DNA-mediated CT is sharply attenuated by the presence of a mismatch or other lesions that affect stacking. The accumulated current through the DNA is far less when oxidative lesions are present, including the physiologically relevant 8-oxoguanosine base-paired with adenosine and 5-hydroxycytidine base-paired with guanine.

Figure 4

DNA-mediated CT from a strongly oxidizing intercalated ruthenium complex to an intercalated lysine-tyrosine-lysine tripeptide (KYK) proceeds through a guanine radical intermediate. Oxidation of KYK leads to DNA-tyrosine cross-linking, while KWK is oxidized but does not form a covalent product with the DNA. This serves as a model system for the oxidation of DNA-bound proteins by radical species in DNA.

Figure 5

The conserved sequence block II (CSBII) serves as a checkpoint for mitochondrial DNA replication. Reactive oxygen species (ROS) introduce oxidative damage to the DNA, which we have shown to be funneled to the long polypurine region in CSBII, leading to oxidative decomposition of guanine to 8-oxoguanine at this site. This damage might interrupt specific CSBII-RNAse interactions that are required for replication.

Figure 6

SoxR is able to exploit DNA as an antenna for sensing oxidative stress conditions. Oxidative damage generates guanine radical intermediates, which migrate over long distances in DNA. These species oxidize SoxR, activating it to promote the transcription of soxS, inducing the oxidative stress response in E. coli.

Figure 7

Redox-active base excision repair (BER) enzymes can exploit DNA-mediated CT to rapidly assay regions of DNA for damage, such as oxidative lesions. The presence of a lesion serves as a barrier for DNA CT, leading to accumulation of BER proteins near the lesion. Importantly, BER enzymes of similar potential can assist each other in searching for damage. Here, the orange and blue proteins represent two different FeS cluster containing proteins of similar potential. In this model, guanine cation radical or another oxidative intermediate oxidizes a nearby BER FeS cluster to the tight-binding 3+ state (1). Binding of reduced protein nearby (2) allows self-exchange (3), following which the first protein, now in the 2+ state, has decreased affinity for DNA and can diffuse away (4).
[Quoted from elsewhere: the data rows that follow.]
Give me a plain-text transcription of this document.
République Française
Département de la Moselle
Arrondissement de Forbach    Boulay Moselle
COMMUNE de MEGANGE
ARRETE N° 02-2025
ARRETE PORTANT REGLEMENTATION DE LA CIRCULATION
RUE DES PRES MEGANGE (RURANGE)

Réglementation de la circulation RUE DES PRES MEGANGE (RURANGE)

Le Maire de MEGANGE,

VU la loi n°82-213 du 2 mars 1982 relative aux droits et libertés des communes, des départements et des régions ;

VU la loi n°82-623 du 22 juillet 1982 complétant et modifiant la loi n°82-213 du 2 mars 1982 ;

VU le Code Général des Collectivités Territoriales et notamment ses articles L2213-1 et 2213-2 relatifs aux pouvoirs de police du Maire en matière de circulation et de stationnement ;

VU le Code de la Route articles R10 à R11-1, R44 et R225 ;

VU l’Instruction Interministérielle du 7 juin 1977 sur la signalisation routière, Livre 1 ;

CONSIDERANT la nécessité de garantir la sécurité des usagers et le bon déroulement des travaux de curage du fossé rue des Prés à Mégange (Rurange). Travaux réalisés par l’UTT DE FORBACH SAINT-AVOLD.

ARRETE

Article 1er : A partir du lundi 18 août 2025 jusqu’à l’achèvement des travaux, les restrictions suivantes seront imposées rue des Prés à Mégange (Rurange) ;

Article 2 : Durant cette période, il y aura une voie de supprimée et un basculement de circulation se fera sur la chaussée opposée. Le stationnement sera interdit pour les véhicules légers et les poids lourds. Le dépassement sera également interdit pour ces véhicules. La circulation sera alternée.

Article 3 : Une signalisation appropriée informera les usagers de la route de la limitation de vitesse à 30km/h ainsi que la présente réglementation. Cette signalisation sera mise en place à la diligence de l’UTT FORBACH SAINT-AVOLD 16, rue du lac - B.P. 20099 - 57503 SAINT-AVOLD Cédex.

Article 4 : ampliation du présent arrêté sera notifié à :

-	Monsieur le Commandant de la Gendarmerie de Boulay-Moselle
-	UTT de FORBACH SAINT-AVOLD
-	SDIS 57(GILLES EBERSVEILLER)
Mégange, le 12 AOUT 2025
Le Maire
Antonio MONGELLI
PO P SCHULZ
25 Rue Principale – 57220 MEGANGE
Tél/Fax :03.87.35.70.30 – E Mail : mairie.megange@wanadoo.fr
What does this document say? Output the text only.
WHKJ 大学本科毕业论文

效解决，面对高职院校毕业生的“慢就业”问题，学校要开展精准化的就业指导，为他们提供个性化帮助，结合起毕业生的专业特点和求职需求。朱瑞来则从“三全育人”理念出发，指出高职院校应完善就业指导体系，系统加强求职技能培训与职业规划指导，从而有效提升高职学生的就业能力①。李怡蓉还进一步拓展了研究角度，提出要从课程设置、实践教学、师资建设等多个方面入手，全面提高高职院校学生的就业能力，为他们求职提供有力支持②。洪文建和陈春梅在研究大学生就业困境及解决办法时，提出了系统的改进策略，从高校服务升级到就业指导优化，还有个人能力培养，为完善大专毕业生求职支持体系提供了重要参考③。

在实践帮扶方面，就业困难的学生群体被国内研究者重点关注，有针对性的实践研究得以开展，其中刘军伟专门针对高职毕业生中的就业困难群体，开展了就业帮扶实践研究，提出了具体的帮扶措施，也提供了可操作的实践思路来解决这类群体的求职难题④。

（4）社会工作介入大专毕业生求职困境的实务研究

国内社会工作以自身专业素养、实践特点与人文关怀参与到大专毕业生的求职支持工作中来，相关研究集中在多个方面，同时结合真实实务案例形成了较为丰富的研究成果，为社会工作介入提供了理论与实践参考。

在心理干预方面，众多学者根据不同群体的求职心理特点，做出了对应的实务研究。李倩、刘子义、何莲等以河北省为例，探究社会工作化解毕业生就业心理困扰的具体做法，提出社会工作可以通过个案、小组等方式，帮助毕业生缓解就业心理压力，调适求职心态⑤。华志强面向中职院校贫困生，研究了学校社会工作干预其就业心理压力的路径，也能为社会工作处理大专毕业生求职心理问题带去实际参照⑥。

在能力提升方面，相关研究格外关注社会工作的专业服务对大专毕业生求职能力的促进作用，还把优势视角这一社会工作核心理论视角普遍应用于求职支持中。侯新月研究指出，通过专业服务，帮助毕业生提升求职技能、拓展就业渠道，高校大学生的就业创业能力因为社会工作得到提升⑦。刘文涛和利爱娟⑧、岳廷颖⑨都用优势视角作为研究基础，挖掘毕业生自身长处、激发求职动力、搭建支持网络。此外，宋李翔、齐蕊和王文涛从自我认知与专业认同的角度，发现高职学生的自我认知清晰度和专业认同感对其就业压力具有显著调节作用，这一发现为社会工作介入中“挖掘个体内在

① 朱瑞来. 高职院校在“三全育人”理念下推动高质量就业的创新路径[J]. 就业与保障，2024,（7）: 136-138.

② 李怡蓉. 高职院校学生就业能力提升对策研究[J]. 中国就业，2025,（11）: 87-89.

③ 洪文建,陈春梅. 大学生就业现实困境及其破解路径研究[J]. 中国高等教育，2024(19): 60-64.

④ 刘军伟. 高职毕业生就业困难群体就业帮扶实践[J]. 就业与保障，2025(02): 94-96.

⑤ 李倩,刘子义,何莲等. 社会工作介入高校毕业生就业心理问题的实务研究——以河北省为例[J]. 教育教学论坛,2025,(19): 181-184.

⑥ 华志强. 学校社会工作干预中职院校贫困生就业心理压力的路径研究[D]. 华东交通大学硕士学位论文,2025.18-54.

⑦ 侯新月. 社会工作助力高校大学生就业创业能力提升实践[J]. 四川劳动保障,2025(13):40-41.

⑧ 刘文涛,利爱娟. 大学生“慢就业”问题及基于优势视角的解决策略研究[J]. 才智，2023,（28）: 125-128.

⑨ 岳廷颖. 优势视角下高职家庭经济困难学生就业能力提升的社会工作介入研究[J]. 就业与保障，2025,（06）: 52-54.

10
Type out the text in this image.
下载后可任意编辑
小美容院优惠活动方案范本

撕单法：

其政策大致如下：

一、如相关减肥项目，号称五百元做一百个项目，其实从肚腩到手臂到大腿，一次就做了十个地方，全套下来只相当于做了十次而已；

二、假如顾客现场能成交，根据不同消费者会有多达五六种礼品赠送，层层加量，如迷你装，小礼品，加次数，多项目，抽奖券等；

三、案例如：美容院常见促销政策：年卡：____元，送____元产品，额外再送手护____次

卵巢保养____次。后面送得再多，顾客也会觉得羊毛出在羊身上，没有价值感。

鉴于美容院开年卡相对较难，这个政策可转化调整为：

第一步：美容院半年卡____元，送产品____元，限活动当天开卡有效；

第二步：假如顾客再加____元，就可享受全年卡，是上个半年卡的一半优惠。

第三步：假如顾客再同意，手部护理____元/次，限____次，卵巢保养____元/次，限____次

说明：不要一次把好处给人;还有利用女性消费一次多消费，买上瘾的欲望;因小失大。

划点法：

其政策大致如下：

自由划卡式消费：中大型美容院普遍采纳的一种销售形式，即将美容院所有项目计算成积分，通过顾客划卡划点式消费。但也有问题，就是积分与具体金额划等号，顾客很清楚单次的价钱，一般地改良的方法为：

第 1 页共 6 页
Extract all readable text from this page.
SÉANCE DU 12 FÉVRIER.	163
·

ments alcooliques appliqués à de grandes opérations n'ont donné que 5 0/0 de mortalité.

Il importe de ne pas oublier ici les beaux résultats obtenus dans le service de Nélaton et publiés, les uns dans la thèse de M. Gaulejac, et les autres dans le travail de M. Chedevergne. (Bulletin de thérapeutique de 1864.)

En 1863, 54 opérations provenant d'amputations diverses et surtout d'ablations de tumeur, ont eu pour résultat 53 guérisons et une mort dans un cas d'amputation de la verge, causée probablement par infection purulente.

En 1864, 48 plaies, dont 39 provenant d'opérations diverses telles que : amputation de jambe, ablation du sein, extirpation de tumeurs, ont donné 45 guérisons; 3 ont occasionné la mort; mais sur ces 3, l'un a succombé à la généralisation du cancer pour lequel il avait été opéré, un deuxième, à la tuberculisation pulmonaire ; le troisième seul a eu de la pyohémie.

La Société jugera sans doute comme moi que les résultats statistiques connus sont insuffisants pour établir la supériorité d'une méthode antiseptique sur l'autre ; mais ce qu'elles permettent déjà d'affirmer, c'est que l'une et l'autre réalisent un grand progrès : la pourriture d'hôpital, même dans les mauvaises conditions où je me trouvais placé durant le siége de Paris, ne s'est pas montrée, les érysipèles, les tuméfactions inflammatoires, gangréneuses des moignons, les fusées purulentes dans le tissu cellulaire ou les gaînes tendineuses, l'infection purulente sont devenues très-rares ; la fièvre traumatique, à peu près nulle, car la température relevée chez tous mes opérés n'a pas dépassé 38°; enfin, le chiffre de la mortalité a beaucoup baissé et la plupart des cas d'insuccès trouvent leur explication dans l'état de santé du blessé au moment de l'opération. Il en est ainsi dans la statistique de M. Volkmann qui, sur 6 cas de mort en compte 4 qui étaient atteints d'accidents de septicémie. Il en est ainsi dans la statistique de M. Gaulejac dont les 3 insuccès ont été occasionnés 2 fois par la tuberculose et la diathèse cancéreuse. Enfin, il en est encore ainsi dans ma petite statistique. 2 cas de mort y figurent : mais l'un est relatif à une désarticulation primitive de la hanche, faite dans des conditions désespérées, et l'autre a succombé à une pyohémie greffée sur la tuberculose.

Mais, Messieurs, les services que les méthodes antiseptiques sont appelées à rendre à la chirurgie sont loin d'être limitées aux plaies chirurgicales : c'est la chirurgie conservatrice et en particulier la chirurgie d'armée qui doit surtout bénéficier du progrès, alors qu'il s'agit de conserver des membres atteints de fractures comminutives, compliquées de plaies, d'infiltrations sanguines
Steps 2-4 correspond to a net translation of 3+ protein on the DNA. This process is repeated when another reduced protein binds the DNA on the other side (5,7), followed by self-exchange and dissociation of the newly reduced protein (6,8). The DNA is left empty of the 3+, and hence strongly bound, protein (9). The directionality portrayed in (1-9) is illustrative, as the CT-mediated migration of 3+ protein is diffusive. When a lesion is present, steps 10-14 mirror steps 1-5. Reduced protein distal to the lesion, however, is unable to reduce the oxidized protein through DNA-mediated CT (15), increasing the residence of that particular 3+ protein near the lesion. CT-mediated migration of oxidized protein, as shown in the previous steps, can oxidize reduced protein on the distal side of the lesion (16), and 3+ protein accumulated near the lesion can slide along the DNA (17) and repair the lesion upon direct contact (18).

Figure 8

The delivery of radical holes induces dissociation of p53 from the promoter for GADD45, but not that for p21. DNA-mediated CT serves as a mechanism for efficient delivery of oxidation to p53, allowing a rapid redistribution from pro-repair to pro-apoptotic promoter sites.